Début décembre 1956, Régine Fays, 19 ans, est retrouvée morte dans un fossé près d’Uruffe, en Meurthe-et-Moselle. Le début d’un faits-divers sordide ayant plongé tout un pays dans l’horreur.
En Meurthe-et-Moselle, la petite ville d’Uruffe ne fait jamais parler d’elle. Peut-être même ne connaissez-vous pas son existence. Pourtant, dans la seconde moitié des années 1950, cette petite bourgade d’à peine 400 habitants a été le théâtre d’une des plus sordides affaires de la décennie. Tout commence le 3 décembre 1956. Ne voyant pas leur fille enceinte rentrer pour le dîner, les parents de Régine Fays, 19 ans, alertent le maire d’Uruffe, le petit village où ils vivent avec leurs cinq enfants. Sans attendre, le curé fait sonner le tocsin. Des dizaines d’habitants sortent de chez eux pour chercher l’adolescente. Ils appellent son nom, inlassablement, mais Régine ne répond pas et ne répondra jamais.
Vers une heure du matin, le père Guy Desnoyers trouve le corps sans vie de Régine dans un fossé. Abattue de trois balles dans la nuque, elle a été éventrée au couteau. Son bébé, sorti de force, gît à côté d’elle, le visage tayadé. Les premières constatations faites, la police ouvre une enquête. Elle commence par interroger les proches de Régine et font une découverte déconcertante. Personne, dans l’entourage de l’adolescente, ne connaît l’identité du père de son bébé. Régine refusait de donner son nom.

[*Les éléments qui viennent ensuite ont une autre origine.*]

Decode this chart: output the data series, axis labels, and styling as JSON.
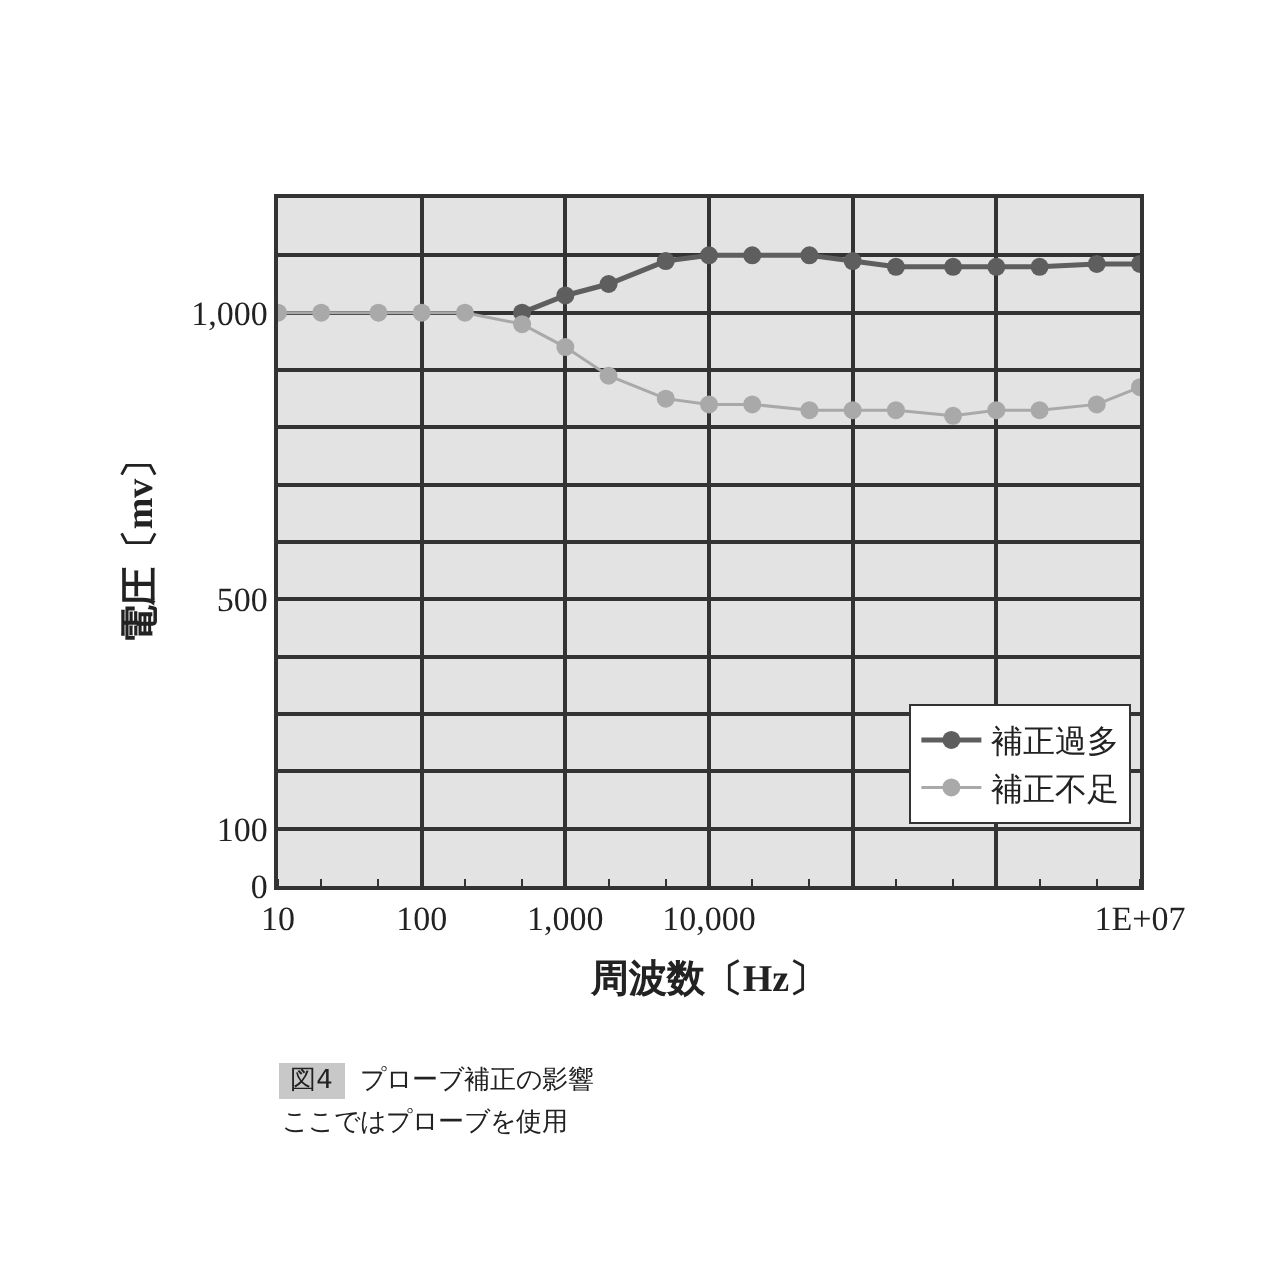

Il apparaît toutefois qu’elle s’était confiée à une personne : Guy Desnoyers, le curé du village, âgé de 26 ans. Ce dernier affirme que Régine a été violée par un homme parti pour la guerre d’Algérie. Toutefois, sa version ne convaint pas les autorités. Il faut dire que les preuves s’accumulent contre le prêtre. D’abord, la douille de 6,35mm retrouvée près du corps de Régine correspond au calibre du port d’arme dont Desnoyers est détenteur. Ensuite, Michèle, une amie de l’adolescente, affirme que Régine lui aurait avoué que le père de son bébé était le curé lui-même…
Le 5 décembre 1956, Guy Desnoyers est interpellé. Il nie d’abord toute implication dans la mort de Régine, mais, acculé, finit par passer aux aveux. Il explique s’être amouraché de l’adolescente lors d’une activité théâtrale organisée par sa paroisse. Début 1956, Régine s’est retrouvée enceinte de lui. Elle a alors promis de garder le secret de la paternité de l’enfant, mais a refusé d’accoucher clandestinement et d’abandonner le bébé. Dans un premier temps, Desnoyers a accepté sa décision. Il confie toutefois avoir fini par prendre peur. Dans la soirée du 3 décembre, il a entraîné l’adolescente sur une petite route déserte. Après lui avoir proposé plusieurs fois l’absolution, qu’elle a refusée, il l’a tuée de trois balles dans la nuque. Il a ensuite sorti son bébé vivant, une fille, qu’il a baptisée avant de la tuer à coups de couteau. Enfin, il a défiguré l’enfant pour effacer toute éventuelle ressemblance avec lui. La France, plongée dans l’horreur, parle d'”acte satanique“.
Épouvantable, le récit du curé donne lieu à de nouvelles révélations. Il apparaît qu’en décembre 1953, Guy Desnoyers avait mis enceinte une autre adolescente : Michèle Léonard, 15 ans. Sous la pression de l’homme d’église, cette dernière avait accouché candestinement dans l’Ain et abandonné son bébé à l’Assistance publique. Pendant le procès, tenu du 24 au 26 janvier 1958, d’autres de ses pêchés sont mis en lumière. Il est révélé que Desnoyers avait de nombreuses maîtresses, souvent mineures, à qui il soutirait de l’argent “pour ses bonnes oeuvres“.
Le 26 janvier 1958, Guy Desnoyers est condamné aux travaux forcés à perpétuité. Il déclare alors : “Je suis prêtre, je reste prêtre, je réparerai en prêtre. Je m’abandonne à vous parce que je sais que devant moi vous tenez la place de Dieu.” Incarcéré pendant 22 ans, il est libéré le 5 août 1978 et se retire en l’abbaye Sainte-Anne de Kergonan à Plouharnel. Il y meurt le 21 avril 2010, à l’âge de 90 ans.